Recently, my trust has been broken several times with some friends. One time, most recent, was someone who decided that being a “faithful friend” meant telling me what I was doing wrong and why, not taking the time to ask questions, listen to my hurting heart, or seek to understand what I was struggling with. I reached the realization last night that I can no longer trust that person, nor do I have any desire to renew trust or friendship with her. If she is more willing to point out what I’m doing wrong, instead of having compassion on me, then it is not worth sharing with her what my heart seeks to understand and is burdened with. I refuse to share with someone who is so legalistic that they are more concerned with how what I say fits in their legalistic box, than what I am trying to say. Those are the kind of people that everything you say can, and will, be used against you.
Here’s my up side to all of this. My trust is deep. When I put my trust in someone, I will trust them with all that I have. Knowing, though, that they will probably mess up, I am willing to over look that.

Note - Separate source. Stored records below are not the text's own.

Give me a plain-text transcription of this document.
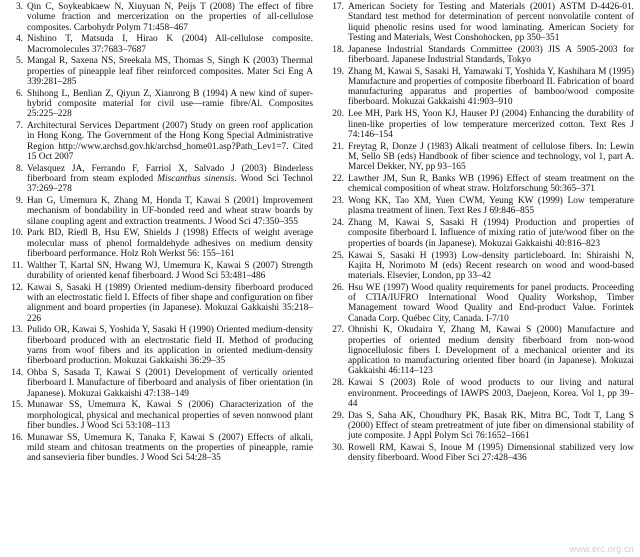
3. Qin C, Soykeabkaew N, Xiuyuan N, Peijs T (2008) The effect of fibre volume fraction and mercerization on the properties of all-cellulose composites. Carbohydr Polym 71:458–467
4. Nishino T, Matsuda I, Hirao K (2004) All-cellulose composite. Macromolecules 37:7683–7687
5. Mangal R, Saxena NS, Sreekala MS, Thomas S, Singh K (2003) Thermal properties of pineapple leaf fiber reinforced composites. Mater Sci Eng A 339:281–285
6. Shihong L, Benlian Z, Qiyun Z, Xianrong B (1994) A new kind of super-hybrid composite material for civil use—ramie fibre/Al. Composites 25:225–228
7. Architectural Services Department (2007) Study on green roof application in Hong Kong. The Government of the Hong Kong Special Administrative Region http://www.archsd.gov.hk/archsd_home01.asp?Path_Lev1=7. Cited 15 Oct 2007
8. Velasquez JA, Ferrando F, Farriol X, Salvado J (2003) Binderless fiberboard from steam exploded Miscanthus sinensis. Wood Sci Technol 37:269–278
9. Han G, Umemura K, Zhang M, Honda T, Kawai S (2001) Improvement mechanism of bondability in UF-bonded reed and wheat straw boards by silane coupling agent and extraction treatments. J Wood Sci 47:350–355
10. Park BD, Riedl B, Hsu EW, Shields J (1998) Effects of weight average molecular mass of phenol formaldehyde adhesives on medium density fiberboard performance. Holz Roh Werkst 56: 155–161
11. Walther T, Kartal SN, Hwang WJ, Umemura K, Kawai S (2007) Strength durability of oriented kenaf fiberboard. J Wood Sci 53:481–486
12. Kawai S, Sasaki H (1989) Oriented medium-density fiberboard produced with an electrostatic field I. Effects of fiber shape and configuration on fiber alignment and board properties (in Japanese). Mokuzai Gakkaishi 35:218–226
13. Pulido OR, Kawai S, Yoshida Y, Sasaki H (1990) Oriented medium-density fiberboard produced with an electrostatic field II. Method of producing yarns from woof fibers and its application in oriented medium-density fiberboard production. Mokuzai Gakkaishi 36:29–35
14. Ohba S, Sasada T, Kawai S (2001) Development of vertically oriented fiberboard I. Manufacture of fiberboard and analysis of fiber orientation (in Japanese). Mokuzai Gakkaishi 47:138–149
15. Munawar SS, Umemura K, Kawai S (2006) Characterization of the morphological, physical and mechanical properties of seven nonwood plant fiber bundles. J Wood Sci 53:108–113
16. Munawar SS, Umemura K, Tanaka F, Kawai S (2007) Effects of alkali, mild steam and chitosan treatments on the properties of pineapple, ramie and sansevieria fiber bundles. J Wood Sci 54:28–35
17. American Society for Testing and Materials (2001) ASTM D-4426-01. Standard test method for determination of percent nonvolatile content of liquid phenolic resins used for wood laminating. American Society for Testing and Materials, West Conshohocken, pp 350–351
18. Japanese Industrial Standards Committee (2003) JIS A 5905-2003 for fiberboard. Japanese Industrial Standards, Tokyo
19. Zhang M, Kawai S, Sasaki H, Yamawaki T, Yoshida Y, Kashihara M (1995) Manufacture and properties of composite fiberboard II. Fabrication of board manufacturing apparatus and properties of bamboo/wood composite fiberboard. Mokuzai Gakkaishi 41:903–910
20. Lee MH, Park HS, Yoon KJ, Hauser PJ (2004) Enhancing the durability of linen-like properties of low temperature mercerized cotton. Text Res J 74:146–154
21. Freytag R, Donze J (1983) Alkali treatment of cellulose fibers. In: Lewin M, Sello SB (eds) Handbook of fiber science and technology, vol 1, part A. Marcel Dekker, NY, pp 93–165
22. Lawther JM, Sun R, Banks WB (1996) Effect of steam treatment on the chemical composition of wheat straw. Holzforschung 50:365–371
23. Wong KK, Tao XM, Yuen CWM, Yeung KW (1999) Low temperature plasma treatment of linen. Text Res J 69:846–855
24. Zhang M, Kawai S, Sasaki H (1994) Production and properties of composite fiberboard I. Influence of mixing ratio of jute/wood fiber on the properties of boards (in Japanese). Mokuzai Gakkaishi 40:816–823
25. Kawai S, Sasaki H (1993) Low-density particleboard. In: Shiraishi N, Kajita H, Norimoto M (eds) Recent research on wood and wood-based materials. Elsevier, London, pp 33–42
26. Hsu WE (1997) Wood quality requirements for panel products. Proceeding of CTIA/IUFRO International Wood Quality Workshop, Timber Management toward Wood Quality and End-product Value. Forintek Canada Corp. Québec City, Canada. I-7/10
27. Ohnishi K, Okudaira Y, Zhang M, Kawai S (2000) Manufacture and properties of oriented medium density fiberboard from non-wood lignocellulosic fibers I. Development of a mechanical orienter and its application to manufacturing oriented fiber board (in Japanese). Mokuzai Gakkaishi 46:114–123
28. Kawai S (2003) Role of wood products to our living and natural environment. Proceedings of IAWPS 2003, Daejeon, Korea. Vol 1, pp 39–44
29. Das S, Saha AK, Choudhury PK, Basak RK, Mitra BC, Todt T, Lang S (2000) Effect of steam pretreatment of jute fiber on dimensional stability of jute composite. J Appl Polym Sci 76:1652–1661
30. Rowell RM, Kawai S, Inoue M (1995) Dimensional stabilized very low density fiberboard. Wood Fiber Sci 27:428–436
www.erc.org.cn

I am eager to give someone grace and a chance to prove themselves to me, should they misuse my trust at all. I have a big heart, and I am so willing to trust those around me. I do have a big heart, but you can picture it with many layers of tape, stitches, rope around it, and gaping holes in it. I have been hurt a lot, but it has been through the pain and heart-ache that I have grown to have compassion and give grace to others. My trust may be deep, but it really is fragile, especially when it comes to those who have used me in the past.